Un cas de discrimination religieuse?

La Ligue des droits et libertés du Québec (LDLQ), section Estrie, craint que le gouvernement du Québec ne soit frileux face aux questions de discrimination basée sur les croyances religieuses, à la suite d'une plainte contre le Bureau d'aide aux victimes d'actes criminels (BAVAC).

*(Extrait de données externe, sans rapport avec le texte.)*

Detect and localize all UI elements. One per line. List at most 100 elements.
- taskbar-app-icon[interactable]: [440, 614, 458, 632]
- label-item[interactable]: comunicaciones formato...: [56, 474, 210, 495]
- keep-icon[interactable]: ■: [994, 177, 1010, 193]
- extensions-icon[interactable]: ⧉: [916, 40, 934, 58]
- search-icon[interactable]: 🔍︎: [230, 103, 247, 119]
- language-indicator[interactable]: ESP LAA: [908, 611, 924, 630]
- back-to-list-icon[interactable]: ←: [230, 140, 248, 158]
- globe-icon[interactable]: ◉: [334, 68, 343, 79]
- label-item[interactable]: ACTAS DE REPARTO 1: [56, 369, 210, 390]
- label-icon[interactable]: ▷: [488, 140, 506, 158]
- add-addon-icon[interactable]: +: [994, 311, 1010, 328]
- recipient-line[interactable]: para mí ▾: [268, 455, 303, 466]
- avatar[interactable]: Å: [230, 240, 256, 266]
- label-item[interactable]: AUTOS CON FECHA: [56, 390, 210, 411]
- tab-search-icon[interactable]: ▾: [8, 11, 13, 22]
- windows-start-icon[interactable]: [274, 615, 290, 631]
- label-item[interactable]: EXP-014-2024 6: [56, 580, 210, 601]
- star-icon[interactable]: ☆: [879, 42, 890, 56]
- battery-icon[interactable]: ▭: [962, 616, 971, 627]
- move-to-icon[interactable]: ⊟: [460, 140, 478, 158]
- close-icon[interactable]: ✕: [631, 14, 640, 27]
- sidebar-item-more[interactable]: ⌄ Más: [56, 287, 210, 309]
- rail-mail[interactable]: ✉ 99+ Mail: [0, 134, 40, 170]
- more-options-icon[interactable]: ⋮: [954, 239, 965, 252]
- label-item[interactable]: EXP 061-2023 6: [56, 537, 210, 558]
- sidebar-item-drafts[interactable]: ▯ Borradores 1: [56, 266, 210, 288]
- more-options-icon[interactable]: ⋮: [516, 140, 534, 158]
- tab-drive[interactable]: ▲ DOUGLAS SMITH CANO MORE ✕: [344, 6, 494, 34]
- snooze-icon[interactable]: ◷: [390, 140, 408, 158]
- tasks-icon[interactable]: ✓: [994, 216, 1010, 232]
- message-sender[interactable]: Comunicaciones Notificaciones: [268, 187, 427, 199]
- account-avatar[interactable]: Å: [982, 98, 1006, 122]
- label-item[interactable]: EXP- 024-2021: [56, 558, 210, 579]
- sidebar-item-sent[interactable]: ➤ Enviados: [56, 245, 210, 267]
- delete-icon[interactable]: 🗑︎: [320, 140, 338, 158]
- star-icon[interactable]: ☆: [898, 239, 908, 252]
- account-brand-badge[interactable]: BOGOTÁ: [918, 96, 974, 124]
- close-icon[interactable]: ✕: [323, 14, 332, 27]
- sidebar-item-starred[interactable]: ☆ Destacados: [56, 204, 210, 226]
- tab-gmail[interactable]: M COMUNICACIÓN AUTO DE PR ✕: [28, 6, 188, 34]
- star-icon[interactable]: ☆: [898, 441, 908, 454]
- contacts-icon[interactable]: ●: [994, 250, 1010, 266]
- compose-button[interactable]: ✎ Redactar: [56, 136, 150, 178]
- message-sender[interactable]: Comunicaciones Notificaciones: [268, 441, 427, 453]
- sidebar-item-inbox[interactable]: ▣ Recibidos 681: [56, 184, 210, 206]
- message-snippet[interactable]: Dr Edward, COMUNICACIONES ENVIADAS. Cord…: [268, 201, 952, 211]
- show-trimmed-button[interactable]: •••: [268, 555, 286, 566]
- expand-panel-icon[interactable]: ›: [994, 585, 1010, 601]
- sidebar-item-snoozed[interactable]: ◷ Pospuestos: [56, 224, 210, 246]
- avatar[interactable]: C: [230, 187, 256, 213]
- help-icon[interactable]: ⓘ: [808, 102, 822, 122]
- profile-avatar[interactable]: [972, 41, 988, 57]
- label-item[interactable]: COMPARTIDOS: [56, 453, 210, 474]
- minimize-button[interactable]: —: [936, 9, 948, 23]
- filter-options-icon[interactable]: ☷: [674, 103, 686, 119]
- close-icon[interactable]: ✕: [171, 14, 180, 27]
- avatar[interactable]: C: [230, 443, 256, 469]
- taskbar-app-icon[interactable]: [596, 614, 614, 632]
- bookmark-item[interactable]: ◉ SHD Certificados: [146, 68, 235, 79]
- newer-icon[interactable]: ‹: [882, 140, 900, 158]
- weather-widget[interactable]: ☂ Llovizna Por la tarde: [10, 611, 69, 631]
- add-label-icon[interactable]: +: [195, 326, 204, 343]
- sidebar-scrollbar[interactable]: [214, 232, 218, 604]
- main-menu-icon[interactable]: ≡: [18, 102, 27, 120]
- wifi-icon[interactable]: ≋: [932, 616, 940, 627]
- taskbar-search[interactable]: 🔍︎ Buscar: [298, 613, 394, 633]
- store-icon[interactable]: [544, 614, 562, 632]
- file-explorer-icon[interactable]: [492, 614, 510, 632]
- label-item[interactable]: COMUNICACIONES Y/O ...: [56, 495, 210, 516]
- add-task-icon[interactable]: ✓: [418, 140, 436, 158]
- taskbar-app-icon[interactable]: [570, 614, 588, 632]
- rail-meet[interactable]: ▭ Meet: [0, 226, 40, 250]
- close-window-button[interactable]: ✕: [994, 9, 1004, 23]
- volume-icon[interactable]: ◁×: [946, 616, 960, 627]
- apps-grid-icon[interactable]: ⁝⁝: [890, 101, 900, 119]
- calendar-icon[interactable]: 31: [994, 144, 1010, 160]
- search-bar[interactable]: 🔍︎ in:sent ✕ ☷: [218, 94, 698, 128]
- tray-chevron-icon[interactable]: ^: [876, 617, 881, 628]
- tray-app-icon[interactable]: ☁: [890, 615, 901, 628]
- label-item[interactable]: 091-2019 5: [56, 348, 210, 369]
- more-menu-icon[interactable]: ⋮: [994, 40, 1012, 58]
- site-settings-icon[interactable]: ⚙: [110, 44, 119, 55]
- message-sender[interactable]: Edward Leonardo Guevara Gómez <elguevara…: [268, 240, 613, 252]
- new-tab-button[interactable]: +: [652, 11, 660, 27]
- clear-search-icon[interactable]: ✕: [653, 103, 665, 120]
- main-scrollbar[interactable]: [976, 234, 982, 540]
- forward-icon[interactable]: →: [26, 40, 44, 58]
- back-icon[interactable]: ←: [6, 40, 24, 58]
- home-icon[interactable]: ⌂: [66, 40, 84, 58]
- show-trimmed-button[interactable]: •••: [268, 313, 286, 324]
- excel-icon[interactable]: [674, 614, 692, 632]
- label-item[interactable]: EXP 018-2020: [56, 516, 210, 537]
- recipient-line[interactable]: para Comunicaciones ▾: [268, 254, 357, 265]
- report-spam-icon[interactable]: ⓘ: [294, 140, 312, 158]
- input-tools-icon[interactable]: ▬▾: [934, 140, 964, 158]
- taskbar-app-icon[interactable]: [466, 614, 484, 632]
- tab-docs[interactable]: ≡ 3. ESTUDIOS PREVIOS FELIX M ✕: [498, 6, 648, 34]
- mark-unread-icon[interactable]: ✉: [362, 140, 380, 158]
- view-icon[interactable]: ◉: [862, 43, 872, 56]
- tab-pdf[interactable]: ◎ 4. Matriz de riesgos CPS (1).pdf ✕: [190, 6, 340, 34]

«La Commission des droits de la personne doit enquêter sur le BAVAC dans un contexte d'accommodements raisonnables et de discrimination. Au départ, le dossier devait passer directement aux enquêtes, mais on craint que les choses traînent en longueur, d'autant plus que la commission a été réticente à ouvrir le dossier», affirme Éric Lachance, coordonnateur de la LDLQ à Sherbrooke.
 
De son côté, la Commission des droits de la personne ne peut faire de commentaires sur le dossier, soutenant que ce type de plainte est confidentiel.
«On se demande si les convictions religieuses ou spirituelles rendent les gens inégaux devant le gouvernement», ajoute Éric Lachance.
La plainte en question implique une femme d'une soixantaine d'années, de Sherbrooke, à qui le BAVAC aurait refusé de verser des indemnités en raison des réticences de cette dernière à suivre un traitement médical.
La femme est une adepte de la Kabbale, une tradition ancestrale qui vise la redécouverte des origines célestes des êtres humains et qui proscrit l'usage de médicaments.
«Ça n'a rien à voir avec une secte. Souvent les médicaments vont agresser le corps, mais si je suis souffrante, je vais prendre mes médicaments. Il y a aussi des méthodes comme le yoga et la respiration; la guérison, pour moi, c'est la guérison de l'être, du corps, de l'âme et de l'esprit», explique-t-elle.
Cette dernière, qui refuse de dévoiler son identité par peur de représailles, affirme avoir la collaboration de son médecin.
Victime de nombreux abus durant sa jeunesse, la dame est sans emploi et sans revenus.
«Ces croyances, je les ai développées par des études et par des expériences de vie, c'est un cheminent», dit-elle.
«La société doit protéger les victimes d'actes criminels. Le BAVAC reconnaît que madame a droit à des soins et qu'elle a subi une réaction post-traumatique. Selon nous, le gouvernement doit tenir compte de ses croyances, surtout qu'elle prend sa santé en main», fait valoir Éric Lachance. «À partir du moment où madame est sincère dans ses croyances, on doit les respecter, sinon c'est de la discrimination. C'est pourquoi on a déposé une plainte à la Commission des droits de la personne contre le BAVAC», explique-t-il, rappelant que la Cour suprême du Canada a déjà statué «que nul ne peut être forcé d'agir contre ses croyances».
«La seule chose qu'elle demande, c'est d'avoir un revenu décent», dit le coordonnateur de la Ligue des droits et libertés.